NEW YORK, June 25 : Dating app Bumble is exploring a sale amid slowing growth in the online dating sector, according to three people familiar with the matter.
The company, which gained recognition as one of the first major platforms to require women to initiate contact, is working with investment bankers at Morgan Stanley on a potential sale process, the sources said, requesting anonymity because the discussions are private.
Sources cautioned that no deal is certain and the company may decide to stay independent.
Bumble did not immediately respond to a request for comment. Morgan Stanley and asset manager Blackstone, which owns about 22 per cent of Bumble according to LSEG data, declined to comment.

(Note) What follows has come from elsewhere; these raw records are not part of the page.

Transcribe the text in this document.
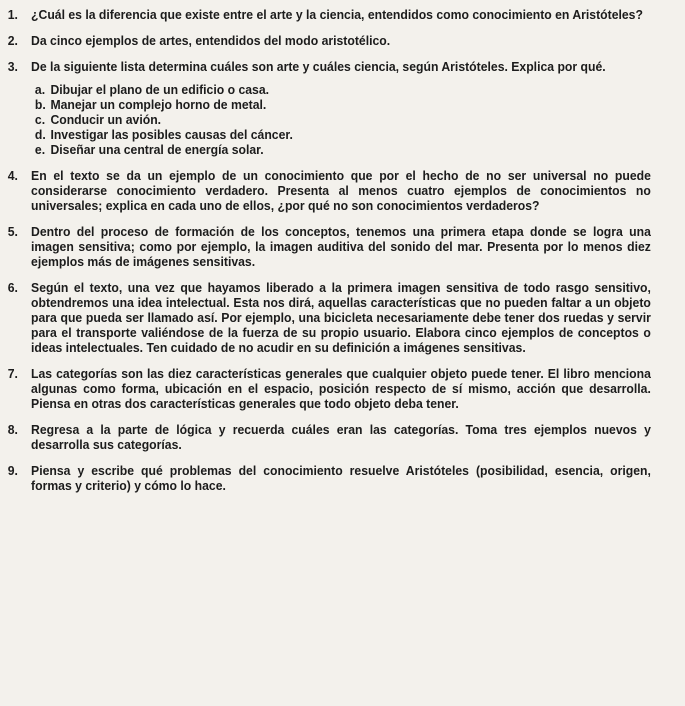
1.	¿Cuál es la diferencia que existe entre el arte y la ciencia, entendidos como conocimiento en Aristóteles?
2.	Da cinco ejemplos de artes, entendidos del modo aristotélico.
3.	De la siguiente lista determina cuáles son arte y cuáles ciencia, según Aristóteles. Explica por qué.
a. Dibujar el plano de un edificio o casa.
b. Manejar un complejo horno de metal.
c. Conducir un avión.
d. Investigar las posibles causas del cáncer.
e. Diseñar una central de energía solar.
4.	En el texto se da un ejemplo de un conocimiento que por el hecho de no ser universal no puede considerarse conocimiento verdadero. Presenta al menos cuatro ejemplos de conocimientos no universales; explica en cada uno de ellos, ¿por qué no son conocimientos verdaderos?
5.	Dentro del proceso de formación de los conceptos, tenemos una primera etapa donde se logra una imagen sensitiva; como por ejemplo, la imagen auditiva del sonido del mar. Presenta por lo menos diez ejemplos más de imágenes sensitivas.
6.	Según el texto, una vez que hayamos liberado a la primera imagen sensitiva de todo rasgo sensitivo, obtendremos una idea intelectual. Esta nos dirá, aquellas características que no pueden faltar a un objeto para que pueda ser llamado así. Por ejemplo, una bicicleta necesariamente debe tener dos ruedas y servir para el transporte valiéndose de la fuerza de su propio usuario. Elabora cinco ejemplos de conceptos o ideas intelectuales. Ten cuidado de no acudir en su definición a imágenes sensitivas.
7.	Las categorías son las diez características generales que cualquier objeto puede tener. El libro menciona algunas como forma, ubicación en el espacio, posición respecto de sí mismo, acción que desarrolla. Piensa en otras dos características generales que todo objeto deba tener.
8.	Regresa a la parte de lógica y recuerda cuáles eran las categorías. Toma tres ejemplos nuevos y desarrolla sus categorías.
9.	Piensa y escribe qué problemas del conocimiento resuelve Aristóteles (posibilidad, esencia, origen, formas y criterio) y cómo lo hace.
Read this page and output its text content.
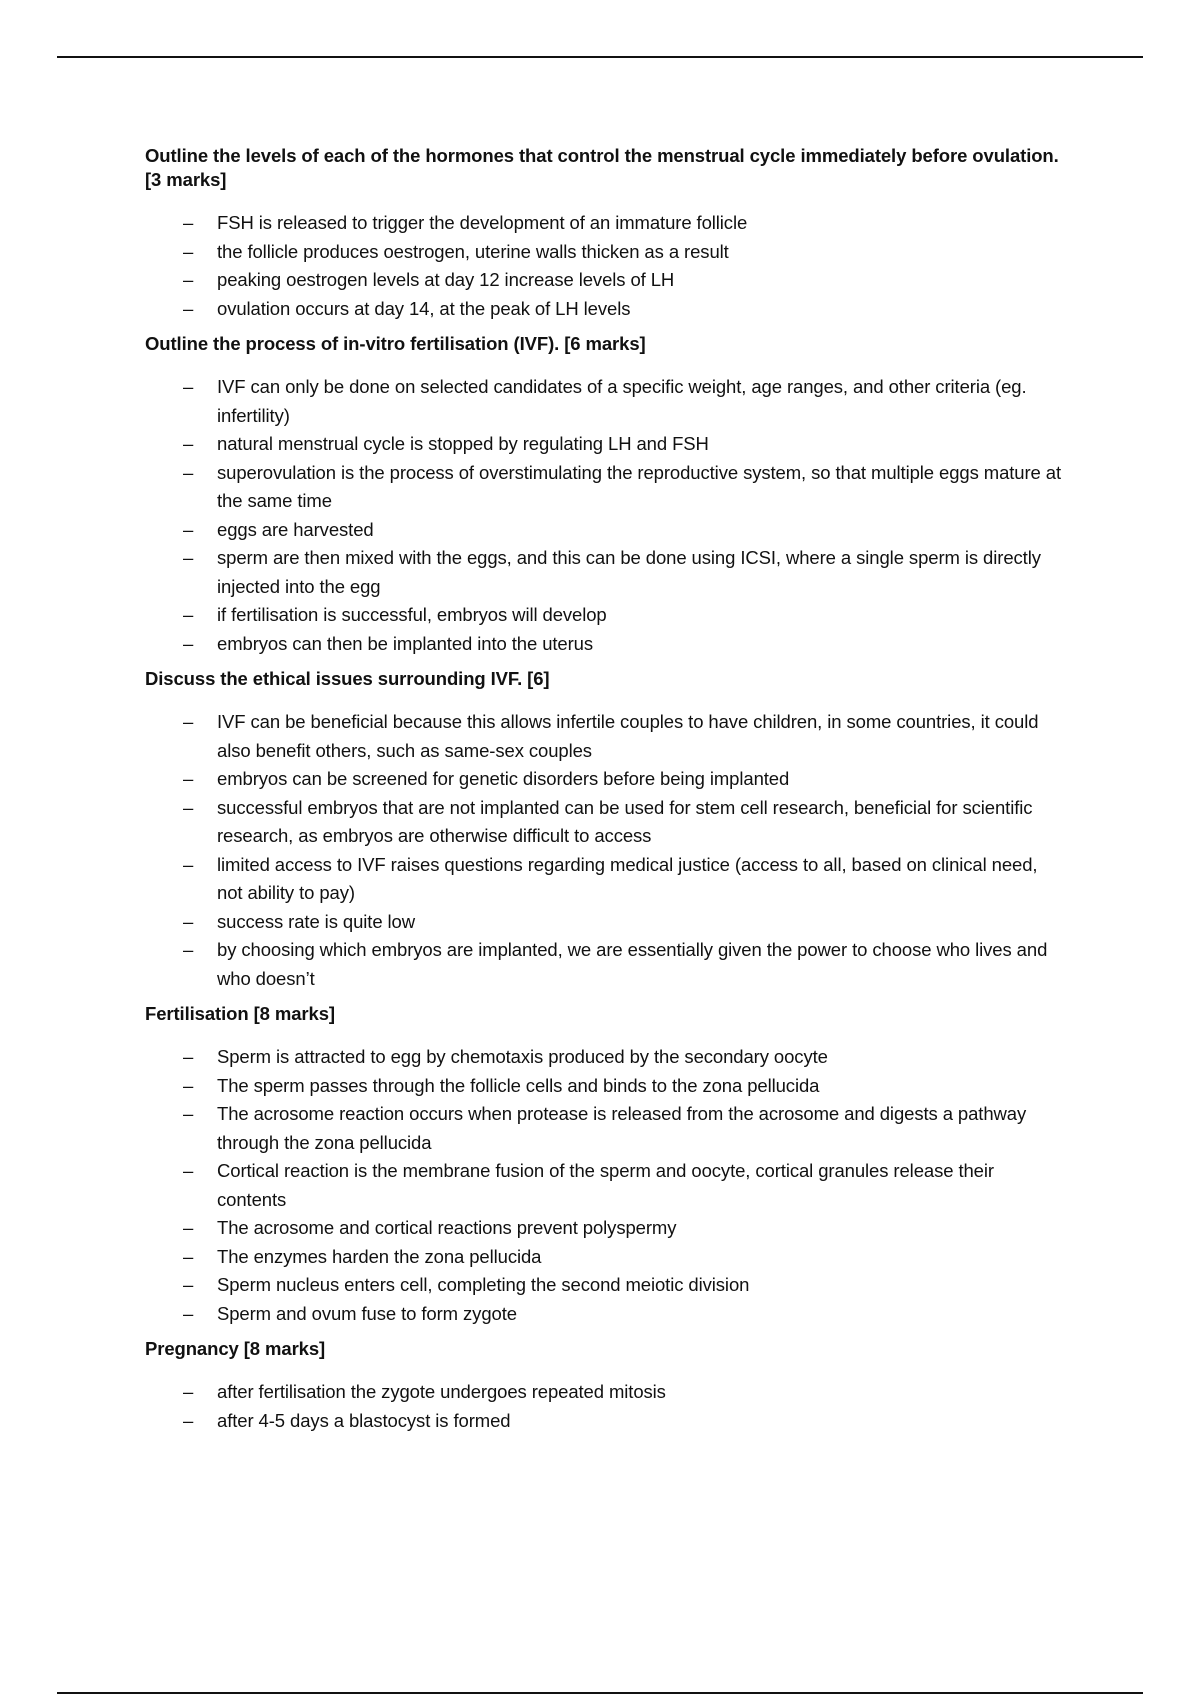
Outline the levels of each of the hormones that control the menstrual cycle immediately before ovulation. [3 marks]

– FSH is released to trigger the development of an immature follicle
– the follicle produces oestrogen, uterine walls thicken as a result
– peaking oestrogen levels at day 12 increase levels of LH
– ovulation occurs at day 14, at the peak of LH levels

Outline the process of in-vitro fertilisation (IVF). [6 marks]

– IVF can only be done on selected candidates of a specific weight, age ranges, and other criteria (eg. infertility)
– natural menstrual cycle is stopped by regulating LH and FSH
– superovulation is the process of overstimulating the reproductive system, so that multiple eggs mature at the same time
– eggs are harvested
– sperm are then mixed with the eggs, and this can be done using ICSI, where a single sperm is directly injected into the egg
– if fertilisation is successful, embryos will develop
– embryos can then be implanted into the uterus

Discuss the ethical issues surrounding IVF. [6]

– IVF can be beneficial because this allows infertile couples to have children, in some countries, it could also benefit others, such as same-sex couples
– embryos can be screened for genetic disorders before being implanted
– successful embryos that are not implanted can be used for stem cell research, beneficial for scientific research, as embryos are otherwise difficult to access
– limited access to IVF raises questions regarding medical justice (access to all, based on clinical need, not ability to pay)
– success rate is quite low
– by choosing which embryos are implanted, we are essentially given the power to choose who lives and who doesn’t

Fertilisation [8 marks]

– Sperm is attracted to egg by chemotaxis produced by the secondary oocyte
– The sperm passes through the follicle cells and binds to the zona pellucida
– The acrosome reaction occurs when protease is released from the acrosome and digests a pathway through the zona pellucida
– Cortical reaction is the membrane fusion of the sperm and oocyte, cortical granules release their contents
– The acrosome and cortical reactions prevent polyspermy
– The enzymes harden the zona pellucida
– Sperm nucleus enters cell, completing the second meiotic division
– Sperm and ovum fuse to form zygote

Pregnancy [8 marks]

– after fertilisation the zygote undergoes repeated mitosis
– after 4-5 days a blastocyst is formed
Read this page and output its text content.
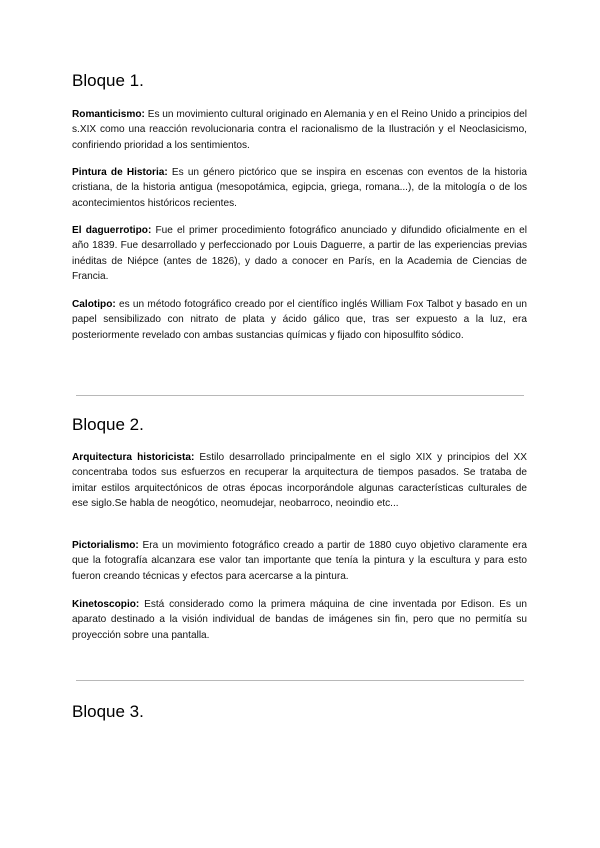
Bloque 1.

Romanticismo: Es un movimiento cultural originado en Alemania y en el Reino Unido a principios del s.XIX como una reacción revolucionaria contra el racionalismo de la Ilustración y el Neoclasicismo, confiriendo prioridad a los sentimientos.

Pintura de Historia: Es un género pictórico que se inspira en escenas con eventos de la historia cristiana, de la historia antigua (mesopotámica, egipcia, griega, romana...), de la mitología o de los acontecimientos históricos recientes.

El daguerrotipo: Fue el primer procedimiento fotográfico anunciado y difundido oficialmente en el año 1839. Fue desarrollado y perfeccionado por Louis Daguerre, a partir de las experiencias previas inéditas de Niépce (antes de 1826), y dado a conocer en París, en la Academia de Ciencias de Francia.

Calotipo: es un método fotográfico creado por el científico inglés William Fox Talbot y basado en un papel sensibilizado con nitrato de plata y ácido gálico que, tras ser expuesto a la luz, era posteriormente revelado con ambas sustancias químicas y fijado con hiposulfito sódico.

Bloque 2.

Arquitectura historicista: Estilo desarrollado principalmente en el siglo XIX y principios del XX concentraba todos sus esfuerzos en recuperar la arquitectura de tiempos pasados. Se trataba de imitar estilos arquitectónicos de otras épocas incorporándole algunas características culturales de ese siglo.Se habla de neogótico, neomudejar, neobarroco, neoindio etc...

Pictorialismo: Era un movimiento fotográfico creado a partir de 1880 cuyo objetivo claramente era que la fotografía alcanzara ese valor tan importante que tenía la pintura y la escultura y para esto fueron creando técnicas y efectos para acercarse a la pintura.

Kinetoscopio: Está considerado como la primera máquina de cine inventada por Edison. Es un aparato destinado a la visión individual de bandas de imágenes sin fin, pero que no permitía su proyección sobre una pantalla.

Bloque 3.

Shares of Bumble, based in Austin, Texas, have fallen 48 per cent over the past 12 months, leaving it with a market value of $388 million. Whitney Wolfe Herd, a co-founder of Tinder, founded Bumble in 2014 and built its brand around a “women-first” approach to online dating. Wolfe Herd, the youngest woman to take a company public in the United States when Bumble debuted in 2021, returned as chief executive in March 2025 after previously stepping down as CEO in 2023.
Blackstone acquired a majority stake in MagicLab, Bumble's parent company, in 2019 in a deal valuing the business at about $3 billion. MagicLab was later renamed Bumble Inc. and went public in February 2021 at a valuation exceeding $7 billion. Blackstone affiliates sold $28.2 million of Bumble shares this month.
PAYING USERS DECLINE
The company has struggled with slowing growth and declining users. Total paying users fell more than 11 per cent in the full year 2025 to about 3.7 million, while annual revenue declined nearly 10 per cent to about $966 million. In the first quarter of 2026, paying users dropped by about 20 per cent year-on-year as the company trimmed lower-engagement accounts.
Larger rival Match Group has also faced slowing growth, but has increased its market value by about 12 per cent over the past year.
Bumble has sought to offset the drop in users by raising prices and improving monetization, with average revenue per paying user rising modestly. Still, analysts say the company faces mounting competition, shifting user preferences and broader fatigue with dating apps, particularly among younger users.
The company’s “Built for Women, Better for Everyone” motto, which defined its women-first brand, was once a key competitive advantage but analysts increasingly view it as less distinctive, with user behavior shifting in the online dating sector.
Bumble has expanded beyond dating with offerings such as Bumble For Friends, a social networking feature, and Bumble Bizz, which focuses on professional connections, but those products remain small parts of its business.